For centuries in other cultures, marijuana was eaten, drunk or smoked as a daily staple.  British concern about such use in India inspired a 3,000 page report in 1893 which concluded that marijuana was not a problem.

Many American troops stationed in Panama after 1916 began to use marijuana instead of alcohol.  A special military panel examined the situation for 15 years and also concluded there was no significant problem.

The Dutch have had essentially legal marijuana for 24 years and it has had little more impact on their society than the introduction of a new brand of beer.  The fact that Dutch adults and children use much less marijuana than we do, is an indication that non-coercive social norms are far more powerful than prohibition, which replaces personal responsibility with government paternalism.

It also might be a comment on the perverse nature of teen-age rebellion.

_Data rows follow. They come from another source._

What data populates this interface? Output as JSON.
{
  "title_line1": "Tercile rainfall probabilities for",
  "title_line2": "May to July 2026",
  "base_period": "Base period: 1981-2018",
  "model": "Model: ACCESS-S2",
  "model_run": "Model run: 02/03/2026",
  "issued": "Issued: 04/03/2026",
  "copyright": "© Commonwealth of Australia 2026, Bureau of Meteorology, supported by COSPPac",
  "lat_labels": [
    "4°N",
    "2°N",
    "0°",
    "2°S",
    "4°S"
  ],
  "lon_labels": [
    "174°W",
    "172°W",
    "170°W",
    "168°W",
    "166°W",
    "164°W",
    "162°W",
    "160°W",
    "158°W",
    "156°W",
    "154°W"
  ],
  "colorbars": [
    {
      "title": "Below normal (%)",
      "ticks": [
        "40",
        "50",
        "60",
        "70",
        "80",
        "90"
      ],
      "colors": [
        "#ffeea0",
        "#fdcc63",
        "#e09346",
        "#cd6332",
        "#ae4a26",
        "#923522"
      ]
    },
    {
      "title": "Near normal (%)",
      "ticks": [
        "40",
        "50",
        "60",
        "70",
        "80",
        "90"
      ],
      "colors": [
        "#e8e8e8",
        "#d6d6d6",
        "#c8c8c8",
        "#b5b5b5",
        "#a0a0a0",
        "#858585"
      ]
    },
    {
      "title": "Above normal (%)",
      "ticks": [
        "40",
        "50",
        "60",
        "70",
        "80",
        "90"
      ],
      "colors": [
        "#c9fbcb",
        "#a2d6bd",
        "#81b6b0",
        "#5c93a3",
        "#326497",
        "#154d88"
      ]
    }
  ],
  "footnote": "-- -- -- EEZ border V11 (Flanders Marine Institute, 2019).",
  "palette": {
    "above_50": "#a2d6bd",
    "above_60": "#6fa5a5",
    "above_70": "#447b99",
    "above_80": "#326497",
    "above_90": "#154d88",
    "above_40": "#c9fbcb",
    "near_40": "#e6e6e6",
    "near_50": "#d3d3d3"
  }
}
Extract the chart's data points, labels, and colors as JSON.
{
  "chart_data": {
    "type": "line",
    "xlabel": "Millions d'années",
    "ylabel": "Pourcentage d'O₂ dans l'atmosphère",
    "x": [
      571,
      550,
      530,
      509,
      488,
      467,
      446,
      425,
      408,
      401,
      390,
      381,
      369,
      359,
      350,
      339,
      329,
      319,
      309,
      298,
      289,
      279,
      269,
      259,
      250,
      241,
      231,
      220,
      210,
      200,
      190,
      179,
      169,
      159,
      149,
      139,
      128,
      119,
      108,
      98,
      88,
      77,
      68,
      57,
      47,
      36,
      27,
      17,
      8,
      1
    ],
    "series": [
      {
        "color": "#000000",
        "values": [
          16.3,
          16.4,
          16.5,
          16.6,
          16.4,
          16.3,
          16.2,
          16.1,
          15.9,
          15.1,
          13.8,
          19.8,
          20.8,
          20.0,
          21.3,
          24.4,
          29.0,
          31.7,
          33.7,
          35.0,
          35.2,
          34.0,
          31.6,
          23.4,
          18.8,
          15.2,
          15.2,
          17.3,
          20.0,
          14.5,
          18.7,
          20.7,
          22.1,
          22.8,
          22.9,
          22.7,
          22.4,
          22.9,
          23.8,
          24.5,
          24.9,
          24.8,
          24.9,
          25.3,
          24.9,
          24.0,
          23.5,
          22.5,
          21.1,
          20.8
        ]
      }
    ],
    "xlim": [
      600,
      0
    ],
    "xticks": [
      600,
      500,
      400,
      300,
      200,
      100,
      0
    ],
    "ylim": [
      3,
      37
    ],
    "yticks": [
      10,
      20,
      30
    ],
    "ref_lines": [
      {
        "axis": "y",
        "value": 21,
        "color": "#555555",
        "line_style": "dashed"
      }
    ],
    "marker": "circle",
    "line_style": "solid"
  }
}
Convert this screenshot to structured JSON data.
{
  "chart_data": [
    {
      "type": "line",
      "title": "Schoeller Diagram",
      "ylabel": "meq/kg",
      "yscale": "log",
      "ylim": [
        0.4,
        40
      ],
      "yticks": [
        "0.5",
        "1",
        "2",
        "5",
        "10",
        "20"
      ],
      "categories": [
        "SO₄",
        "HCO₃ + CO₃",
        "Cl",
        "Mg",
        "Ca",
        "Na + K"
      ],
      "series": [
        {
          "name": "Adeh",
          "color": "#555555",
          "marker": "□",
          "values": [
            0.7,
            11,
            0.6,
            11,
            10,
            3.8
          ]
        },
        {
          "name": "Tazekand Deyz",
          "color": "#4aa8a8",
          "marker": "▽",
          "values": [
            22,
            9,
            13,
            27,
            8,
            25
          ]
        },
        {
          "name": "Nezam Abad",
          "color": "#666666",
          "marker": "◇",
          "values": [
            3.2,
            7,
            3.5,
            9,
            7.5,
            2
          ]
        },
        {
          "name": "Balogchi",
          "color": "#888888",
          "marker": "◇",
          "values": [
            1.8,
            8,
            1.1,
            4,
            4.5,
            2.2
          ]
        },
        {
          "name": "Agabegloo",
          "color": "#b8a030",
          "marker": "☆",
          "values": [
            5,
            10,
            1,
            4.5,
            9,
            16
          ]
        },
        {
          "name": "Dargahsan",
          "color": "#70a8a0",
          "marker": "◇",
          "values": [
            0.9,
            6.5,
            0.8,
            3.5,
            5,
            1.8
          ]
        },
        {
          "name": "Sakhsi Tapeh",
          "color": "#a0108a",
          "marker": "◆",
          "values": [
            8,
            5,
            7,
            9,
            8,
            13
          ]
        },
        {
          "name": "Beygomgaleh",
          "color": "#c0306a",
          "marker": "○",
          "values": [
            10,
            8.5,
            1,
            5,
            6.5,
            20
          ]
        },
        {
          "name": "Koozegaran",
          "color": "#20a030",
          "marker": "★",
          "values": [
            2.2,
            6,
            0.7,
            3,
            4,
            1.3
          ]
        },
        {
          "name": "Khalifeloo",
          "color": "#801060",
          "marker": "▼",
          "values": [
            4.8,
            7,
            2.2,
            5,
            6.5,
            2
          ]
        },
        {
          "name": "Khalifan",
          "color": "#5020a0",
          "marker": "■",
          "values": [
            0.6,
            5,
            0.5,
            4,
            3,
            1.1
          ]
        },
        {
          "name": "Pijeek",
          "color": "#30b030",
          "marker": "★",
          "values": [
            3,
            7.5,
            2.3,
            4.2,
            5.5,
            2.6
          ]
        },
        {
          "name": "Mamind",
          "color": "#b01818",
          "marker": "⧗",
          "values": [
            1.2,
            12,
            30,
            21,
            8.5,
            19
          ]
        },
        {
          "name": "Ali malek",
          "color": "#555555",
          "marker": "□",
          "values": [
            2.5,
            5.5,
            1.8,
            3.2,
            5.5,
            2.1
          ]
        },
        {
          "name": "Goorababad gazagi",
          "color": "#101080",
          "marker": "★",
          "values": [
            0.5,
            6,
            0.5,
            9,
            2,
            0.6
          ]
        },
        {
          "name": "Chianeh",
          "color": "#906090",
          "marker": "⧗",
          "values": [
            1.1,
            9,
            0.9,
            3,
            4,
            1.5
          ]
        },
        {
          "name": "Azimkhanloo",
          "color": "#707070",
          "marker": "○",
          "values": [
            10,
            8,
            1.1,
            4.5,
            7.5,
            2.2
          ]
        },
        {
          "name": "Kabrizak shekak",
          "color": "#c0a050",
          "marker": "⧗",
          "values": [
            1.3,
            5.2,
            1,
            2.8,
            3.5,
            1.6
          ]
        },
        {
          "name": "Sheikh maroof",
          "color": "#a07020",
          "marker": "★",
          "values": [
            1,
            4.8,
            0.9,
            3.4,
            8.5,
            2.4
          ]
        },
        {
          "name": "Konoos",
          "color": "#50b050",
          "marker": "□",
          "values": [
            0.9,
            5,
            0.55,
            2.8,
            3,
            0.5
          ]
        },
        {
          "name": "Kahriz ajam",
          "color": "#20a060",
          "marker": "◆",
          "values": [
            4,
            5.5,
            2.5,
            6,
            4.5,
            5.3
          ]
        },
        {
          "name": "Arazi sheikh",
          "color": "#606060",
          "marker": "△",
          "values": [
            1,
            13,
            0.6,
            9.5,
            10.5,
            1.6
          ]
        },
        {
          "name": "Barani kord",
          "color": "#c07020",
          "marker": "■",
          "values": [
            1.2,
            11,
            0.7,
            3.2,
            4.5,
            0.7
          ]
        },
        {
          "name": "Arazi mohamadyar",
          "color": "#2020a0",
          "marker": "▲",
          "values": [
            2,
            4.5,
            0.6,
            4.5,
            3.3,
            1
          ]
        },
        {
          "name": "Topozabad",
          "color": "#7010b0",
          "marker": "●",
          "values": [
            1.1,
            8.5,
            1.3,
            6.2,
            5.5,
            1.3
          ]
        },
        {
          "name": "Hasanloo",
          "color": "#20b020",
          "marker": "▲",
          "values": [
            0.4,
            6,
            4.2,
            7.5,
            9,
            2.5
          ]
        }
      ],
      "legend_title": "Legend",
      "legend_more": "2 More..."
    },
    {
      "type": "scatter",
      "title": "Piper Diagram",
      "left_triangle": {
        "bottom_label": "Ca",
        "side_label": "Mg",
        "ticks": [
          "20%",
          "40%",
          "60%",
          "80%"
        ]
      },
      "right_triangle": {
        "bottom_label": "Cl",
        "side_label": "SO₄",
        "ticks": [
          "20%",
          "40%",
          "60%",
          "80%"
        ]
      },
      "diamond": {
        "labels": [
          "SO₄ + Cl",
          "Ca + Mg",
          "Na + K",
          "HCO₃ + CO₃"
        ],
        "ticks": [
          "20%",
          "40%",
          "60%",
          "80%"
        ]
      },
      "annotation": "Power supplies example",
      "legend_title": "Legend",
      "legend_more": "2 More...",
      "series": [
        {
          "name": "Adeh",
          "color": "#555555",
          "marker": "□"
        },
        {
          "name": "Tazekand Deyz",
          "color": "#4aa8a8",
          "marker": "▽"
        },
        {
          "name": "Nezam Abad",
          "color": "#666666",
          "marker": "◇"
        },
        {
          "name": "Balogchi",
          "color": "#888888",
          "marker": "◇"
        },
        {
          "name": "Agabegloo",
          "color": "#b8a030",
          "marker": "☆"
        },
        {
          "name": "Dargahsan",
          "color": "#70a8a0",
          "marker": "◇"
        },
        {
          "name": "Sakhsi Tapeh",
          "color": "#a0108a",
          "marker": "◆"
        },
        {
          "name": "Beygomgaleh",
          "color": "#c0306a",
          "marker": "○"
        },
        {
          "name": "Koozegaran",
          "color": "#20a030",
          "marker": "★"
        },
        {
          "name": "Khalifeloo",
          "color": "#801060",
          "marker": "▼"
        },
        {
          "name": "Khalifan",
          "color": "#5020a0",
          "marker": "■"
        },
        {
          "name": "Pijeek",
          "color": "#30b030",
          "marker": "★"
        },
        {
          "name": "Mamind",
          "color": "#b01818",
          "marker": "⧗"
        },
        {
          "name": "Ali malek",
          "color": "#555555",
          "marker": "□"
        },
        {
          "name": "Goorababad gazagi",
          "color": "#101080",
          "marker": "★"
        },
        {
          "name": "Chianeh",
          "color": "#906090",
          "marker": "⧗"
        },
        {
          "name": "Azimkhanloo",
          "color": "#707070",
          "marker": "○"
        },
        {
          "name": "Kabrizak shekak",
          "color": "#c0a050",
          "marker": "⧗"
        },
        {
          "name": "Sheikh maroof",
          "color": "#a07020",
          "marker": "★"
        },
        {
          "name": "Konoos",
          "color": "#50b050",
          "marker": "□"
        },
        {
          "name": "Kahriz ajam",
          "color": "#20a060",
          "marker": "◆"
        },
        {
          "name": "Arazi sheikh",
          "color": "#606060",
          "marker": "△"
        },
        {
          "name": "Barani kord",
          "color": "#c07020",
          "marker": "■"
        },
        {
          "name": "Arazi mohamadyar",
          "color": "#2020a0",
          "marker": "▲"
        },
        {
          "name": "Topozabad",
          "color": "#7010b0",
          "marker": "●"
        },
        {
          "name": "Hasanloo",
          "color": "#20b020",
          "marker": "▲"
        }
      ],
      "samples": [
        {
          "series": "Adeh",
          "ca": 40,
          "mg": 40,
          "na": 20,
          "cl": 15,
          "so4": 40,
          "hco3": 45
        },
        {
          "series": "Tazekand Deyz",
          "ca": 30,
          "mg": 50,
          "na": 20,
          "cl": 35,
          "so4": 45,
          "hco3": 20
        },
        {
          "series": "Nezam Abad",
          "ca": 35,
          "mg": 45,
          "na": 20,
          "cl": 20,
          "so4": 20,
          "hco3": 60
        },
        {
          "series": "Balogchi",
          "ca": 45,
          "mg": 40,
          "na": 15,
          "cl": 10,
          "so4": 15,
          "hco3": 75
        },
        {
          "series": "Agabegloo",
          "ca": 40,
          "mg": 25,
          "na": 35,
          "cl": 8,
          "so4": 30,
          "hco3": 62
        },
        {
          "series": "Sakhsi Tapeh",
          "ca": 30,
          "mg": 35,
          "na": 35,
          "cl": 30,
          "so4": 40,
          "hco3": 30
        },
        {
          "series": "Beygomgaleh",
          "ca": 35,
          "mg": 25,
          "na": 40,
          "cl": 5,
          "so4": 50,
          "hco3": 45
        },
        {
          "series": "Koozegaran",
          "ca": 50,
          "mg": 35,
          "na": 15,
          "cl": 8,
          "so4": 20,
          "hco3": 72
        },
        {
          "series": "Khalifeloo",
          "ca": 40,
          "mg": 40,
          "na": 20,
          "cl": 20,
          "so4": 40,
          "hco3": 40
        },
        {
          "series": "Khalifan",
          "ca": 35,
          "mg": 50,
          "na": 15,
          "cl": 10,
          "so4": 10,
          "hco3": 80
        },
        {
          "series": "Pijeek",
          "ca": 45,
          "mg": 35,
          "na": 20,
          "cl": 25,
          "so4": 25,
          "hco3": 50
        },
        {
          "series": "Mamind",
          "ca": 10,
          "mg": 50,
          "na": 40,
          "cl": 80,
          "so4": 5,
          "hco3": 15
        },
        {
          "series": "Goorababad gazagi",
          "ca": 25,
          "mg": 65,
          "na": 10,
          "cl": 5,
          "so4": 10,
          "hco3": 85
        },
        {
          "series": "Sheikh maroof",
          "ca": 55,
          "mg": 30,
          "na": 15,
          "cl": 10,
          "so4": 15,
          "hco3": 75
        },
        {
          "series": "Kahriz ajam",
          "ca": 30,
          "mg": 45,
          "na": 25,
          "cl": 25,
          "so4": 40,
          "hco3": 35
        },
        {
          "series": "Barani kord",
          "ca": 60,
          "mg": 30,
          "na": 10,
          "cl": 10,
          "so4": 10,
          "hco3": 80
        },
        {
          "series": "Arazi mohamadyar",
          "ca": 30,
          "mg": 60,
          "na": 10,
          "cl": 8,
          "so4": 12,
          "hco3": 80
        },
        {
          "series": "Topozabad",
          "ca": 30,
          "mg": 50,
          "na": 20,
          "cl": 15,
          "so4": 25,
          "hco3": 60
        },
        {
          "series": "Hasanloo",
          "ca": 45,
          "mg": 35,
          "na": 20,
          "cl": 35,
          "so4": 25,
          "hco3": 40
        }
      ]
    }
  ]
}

The war on marijuana has made the Salem Witch Trials look small and scientific by comparison.

The 1937 prohibition of marijuana was driven by racial prejudice against Mexicans.  It was justified by three fairy tales: that it would kill you, drive you insane or make you so violent that you would kill your own parents.

Not only were these all absurd, but the same director of the Federal Bureau of Narcotics who argued that marijuana must be made illegal because it produced violence argued 18 years later that it must be kept illegal because it would make our children so pacifistic that they wouldn't fight communists.

In 1995 and again in 1998, The Lancet, which is arguably the world's leading medical journal, editorialized in favor of legalized marijuana, saying, "based on the medical evidence available, moderate indulgence in cannabis has little ill-effect on health ...  Sooner or later politicians will have to stop running scared and address the evidence: cannabis per se is not a hazard to society but driving it further underground may well be."

Marijuana accounts for some 80% of all illegal drug use and its prohibition has created dramatic public misperceptions about the size and nature of our drug problem as a whole.

I assume that legalization would be much like that for alcohol but would include a ban on public use and advertising.

The moment we clarify the problem and end this enormous drain on our money, energy and credibility is the moment that we begin to deal with all the other aspects of drug policy far more effectively.